Optimizing RCng execution speed ?

Wed Apr 14 06:50:38 PDT 2004

Peter Jeremy <peterjeremy at optushome.com.au> wrote:
> On Wed, Apr 14, 2004 at 07:54:11AM +0100, Colin Percival wrote:
> >At 21:00 13/04/2004, Peter Jeremy wrote:
> >>If someone wants to have a look at this,
> >>the place to start is to profile the complete system during startup
> >>and see where the time is going.
> >
> >  On my 5.2.1 system (with the mentioned don't-reload-rc.subr patch):
> >Starting RC scripts:                    kern.cp_time: 1 0 44 2 53
> ...
> >RC scripts done:                        kern.cp_time: 71 0 455 5 819
> 
> Overall, that's 61% idle, 33% sys and 6% user.  I suspect the 'idle'
> time is virtually all waiting for disk I/O.  Someone else (green@ ?)
> has commented that increasing parallelism slowed things down - which
> is consistent with system startup being I/O bound.

Yep -- in this case, it was bsdtar, which I was unable to gain any 
performance from by increasing parallelism.  This tells me that I/O is a 
contention point, but I believe it also tells me that I/O read-ahead and 
caching works very effectively.  So for anything else with I/O as a 
contention point, if it is only operating on one disk there probably isn't 
anything to be gained with userland-created parallelism.  That 6% user 
figure shows that sh(1) isn't really the cause of "long" boot-times.  It's 
amazing that anything more than a minute is now too long for some people ;)

> This doesn't seem too unlikely:
> - The system is starting from cold so the filesystem cache is empty.
>   Most read(2) calls and page-faults will require physical I/O.
> - Many of the scripts just spawn a daemon process.  These generally
>   daemonise fairly early and do most of their startup in the background -
>   colliding with all the other daemons doing the same thing.
> 
> It may sound counter-intuitive but adding some judicious short sleeps
> (a few ticks each) during startup could speed things up by reducing the
> disk contention.
> 
> The other option is to add a kernel hook(s) that records physical disk
> reads into a file and then uses that file to pre-load the filesystem
> and VM cache (in sequential order rather than randomly).  This assumes
> enough RAM to be able to load all the necessary disk blocks - but that
> is probably the norm nowadays.

This is something that Mac OS X does, but I don't know how much of the logic 
deciding what goes there is in Darwin to find out which disk blocks are 
deemed cache-worthy.

> Next step is where all the kernel time is going.  This probably means
> running a profiled kernel or ktrace()ing into a ramdisk.

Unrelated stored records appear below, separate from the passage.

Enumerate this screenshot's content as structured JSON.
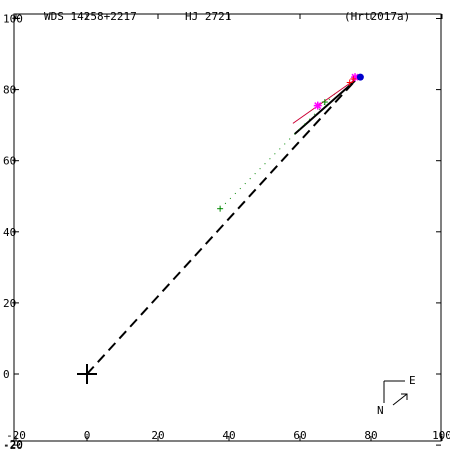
{
  "header": {
    "wds": "WDS 14258+2217",
    "name": "HJ 2721",
    "ref": "(Hrt2017a)"
  },
  "compass": {
    "east": "E",
    "north": "N"
  },
  "chart_data": {
    "type": "scatter",
    "title": "WDS 14258+2217   HJ 2721",
    "xlim": [
      -20,
      100
    ],
    "ylim": [
      -20,
      100
    ],
    "xticks": [
      -20,
      0,
      20,
      40,
      60,
      80,
      100
    ],
    "yticks": [
      -20,
      0,
      20,
      40,
      60,
      80,
      100
    ],
    "extra_y_label": "-20",
    "primary": [
      0,
      0
    ],
    "dashed_orbit": [
      [
        0,
        0
      ],
      [
        75.5,
        82.5
      ]
    ],
    "solid_segment": [
      [
        58.5,
        67.5
      ],
      [
        75.5,
        82.5
      ]
    ],
    "dotted_segment": [
      [
        37.5,
        46.5
      ],
      [
        70.5,
        79.5
      ]
    ],
    "orbit_end_line": [
      [
        58.0,
        70.5
      ],
      [
        75.5,
        82.8
      ]
    ],
    "observations": [
      {
        "marker": "plus",
        "color": "#008800",
        "x": 37.5,
        "y": 46.5
      },
      {
        "marker": "plus",
        "color": "#008800",
        "x": 67,
        "y": 76.5
      },
      {
        "marker": "asterisk",
        "color": "#ff00ff",
        "x": 65,
        "y": 75.5
      },
      {
        "marker": "asterisk",
        "color": "#ff00ff",
        "x": 75.5,
        "y": 83.5
      },
      {
        "marker": "plus",
        "color": "#ff0000",
        "x": 74,
        "y": 82
      },
      {
        "marker": "plus",
        "color": "#ff0000",
        "x": 75,
        "y": 83
      },
      {
        "marker": "dot",
        "color": "#0000cc",
        "x": 77,
        "y": 83.5
      }
    ]
  }
}
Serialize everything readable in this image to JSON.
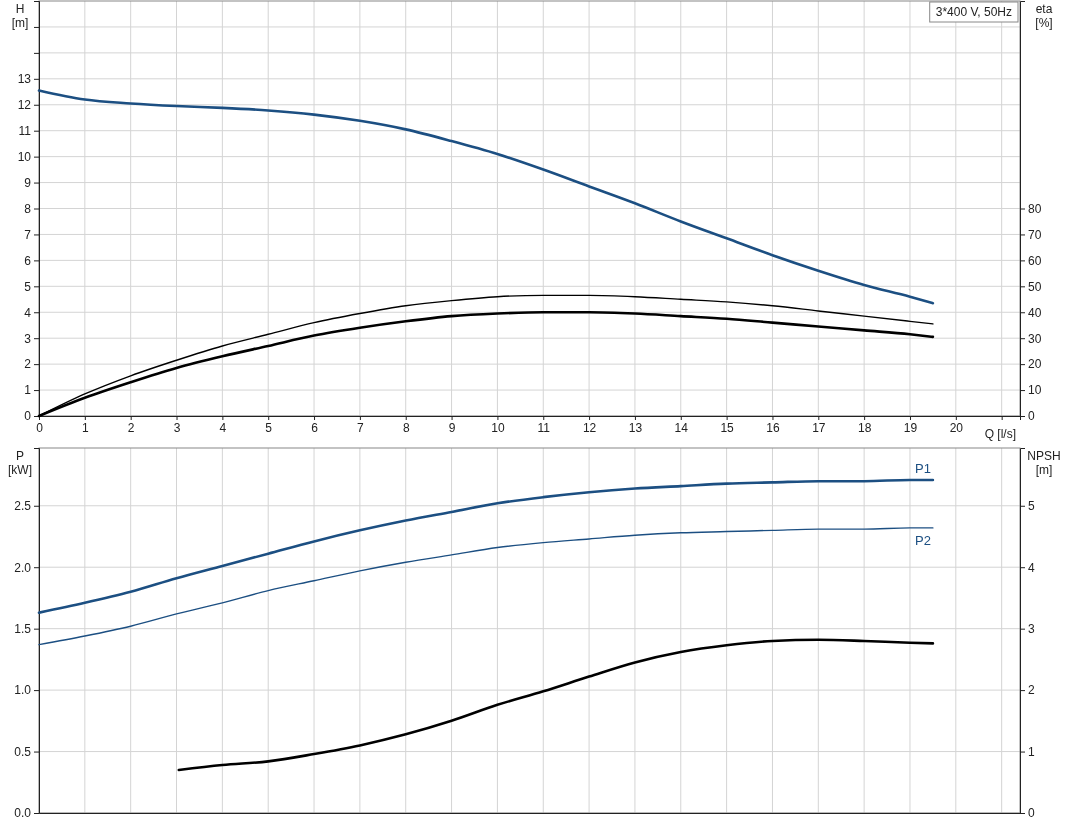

Just on a hunch, someone (TM) should do a "fast-fault" mode that 
makes ld-elf.so.1 fully fault in any libraries it pulls in at boot-time and 
see how that does in populating the cache effectively with the necessary 
libraries instead of paging them in more slowly, with more seeking.

-- 
Brian Fundakowski Feldman                           \'[ FreeBSD ]''''''''''\
  <> green at FreeBSD.org                               \  The Power to Serve! \
 Opinions expressed are my own.                       \,,,,,,,,,,,,,,,,,,,,,,\